Ask HN: 16 yo Nephew, in E. Africa, wants to train an LLM with on disk Wikipedia

14 points by a_w 15 days ago

Hello HN!

My 16 year old nephew lives in an East African nation where there is practically no internet access.

Last week he asked me for advise as to how to go about training an open source LLM using an on disk Wikipedia (~80 GB).

Any suggestions? Thanks!

runjake 14 days ago

In addition to the other great suggestions, point him to Karpathy's YouTube channel[1]. Karpathy has an approachable communication style.

Here's his "1 hour intro to LLMs" video: https://www.youtube.com/watch?v=zjkBMFhNj_g

1. https://www.youtube.com/c/AndrejKarpathy

a_w 13 days ago

Thanks!
I will try to download it and send it to him.

FrenchDevRemote 13 days ago

Not an expert, but maybe using RAG/embeddings on the on-disk wikipedia would be better than finetuning on wikipedia?

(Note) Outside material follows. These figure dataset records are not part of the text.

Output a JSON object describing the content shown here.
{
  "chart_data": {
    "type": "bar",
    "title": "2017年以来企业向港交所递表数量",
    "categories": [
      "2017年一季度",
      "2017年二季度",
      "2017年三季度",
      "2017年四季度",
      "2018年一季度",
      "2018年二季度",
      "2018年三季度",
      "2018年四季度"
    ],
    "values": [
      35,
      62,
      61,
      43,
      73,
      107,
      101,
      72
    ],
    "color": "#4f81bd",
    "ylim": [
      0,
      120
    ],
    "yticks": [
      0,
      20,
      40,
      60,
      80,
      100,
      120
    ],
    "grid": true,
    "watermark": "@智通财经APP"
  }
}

Most decent LLMs probably were already trained on wikipedia, that doesn't stop them from hallucinating when asked questions about it.

a_w 13 days ago

Thanks for the suggestion! I will look into this.
more_corn 9 days ago

^ This is the way

icsa 15 days ago

Use a model already trained on Wiki[edia using llamafile.

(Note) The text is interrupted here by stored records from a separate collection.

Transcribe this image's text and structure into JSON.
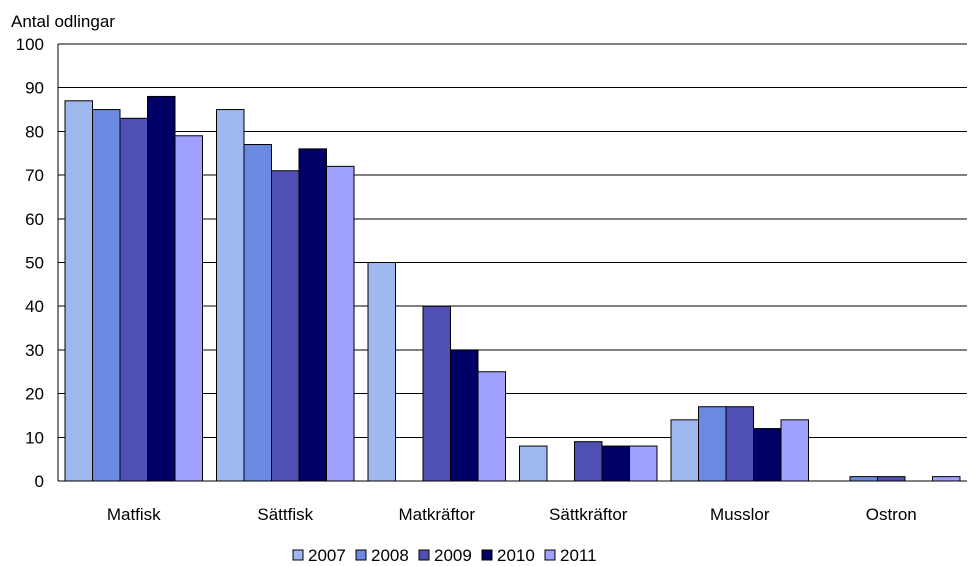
{
  "chart_data": {
    "type": "bar",
    "ylabel": "Antal odlingar",
    "xlabel": "",
    "ylim": [
      0,
      100
    ],
    "yticks": [
      0,
      10,
      20,
      30,
      40,
      50,
      60,
      70,
      80,
      90,
      100
    ],
    "grid": true,
    "legend_position": "bottom",
    "categories": [
      "Matfisk",
      "Sättfisk",
      "Matkräftor",
      "Sättkräftor",
      "Musslor",
      "Ostron"
    ],
    "series": [
      {
        "name": "2007",
        "color": "#A0B8F0",
        "values": [
          87,
          85,
          50,
          8,
          14,
          0
        ]
      },
      {
        "name": "2008",
        "color": "#6A8AE2",
        "values": [
          85,
          77,
          0,
          0,
          17,
          1
        ]
      },
      {
        "name": "2009",
        "color": "#5050B4",
        "values": [
          83,
          71,
          40,
          9,
          17,
          1
        ]
      },
      {
        "name": "2010",
        "color": "#000066",
        "values": [
          88,
          76,
          30,
          8,
          12,
          0
        ]
      },
      {
        "name": "2011",
        "color": "#A0A0FF",
        "values": [
          79,
          72,
          25,
          8,
          14,
          1
        ]
      }
    ]
  }
}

You can download llamafile and several models, put them on a USB drive or hard drive, them send the drive to him via DHL.

a_w 15 days ago

That is a great suggestion, thank you!
I think he wants to tinker, and learn more about how they work. What I neglected to mention is that he's already learned to program (developing Android apps, and he's also learned Python). He is a very bright and curious kid.
- icsa 14 days ago
  
  Have him check out:
  LLM training in simple, raw C/CUDA
  ----------------------------------
  https://github.com/karpathy/llm.c
  It is only 1,000 lines of easy to read C code. There is also Python reference code.
- icsa 12 days ago
  
  Btw, I support some Kenyan high school students and am looking at supplying a few schools with llamafile+models on flash drives for their computer science curricula.
  
  a_w 11 days ago
  
  That's interesting. Could you expand on this a bit more? Which models, and I am curious about how the CS teachers/students will be using this?
  
  icsa 9 days ago
  
  I'm reviewing models, at the moment. Model selection will depend greatly on the hardware capabilities at each school. Phi-3 could be a good starting point.
  The project is an idea at the moment. My contact in Kenya has direct access to the Principals of the schools that our supported students attend.
  My thought is that the teachers would not have to do much. Many of the students already know python and could do self-learning individually or in groups.
  A flash drive with llamafile+models and documentation might be all that it would take to get them started - even offline.
  Bonus: Using llamafile, the same binary distribution works on MacOS, Linux, and Windows.
  
  a_w 8 days ago
  
  Thanks for the detailed response.
  I wasn't aware of Phi-3 - I will look into it.

throwaway11460 10 days ago

Would it be possible to ship him a Starlink terminal? Internet access could do wonders for a young interested guy like that... And he could share that connectivity with people around him too.

a_w 5 days ago

Unfortunately, it doesn't look like Starlink is an option.
https://news.ycombinator.com/item?id=40246021
a_w 8 days ago

I have been thinking about that, but I haven't gotten around to researching its availability in the country yet.
I will do some research over the weekend. Thanks for mentioning it!

joegibbs 15 days ago

What kind of GPUs does he have?

a_w 15 days ago

I believe he has a laptop with an Intel i5 with integrated graphics.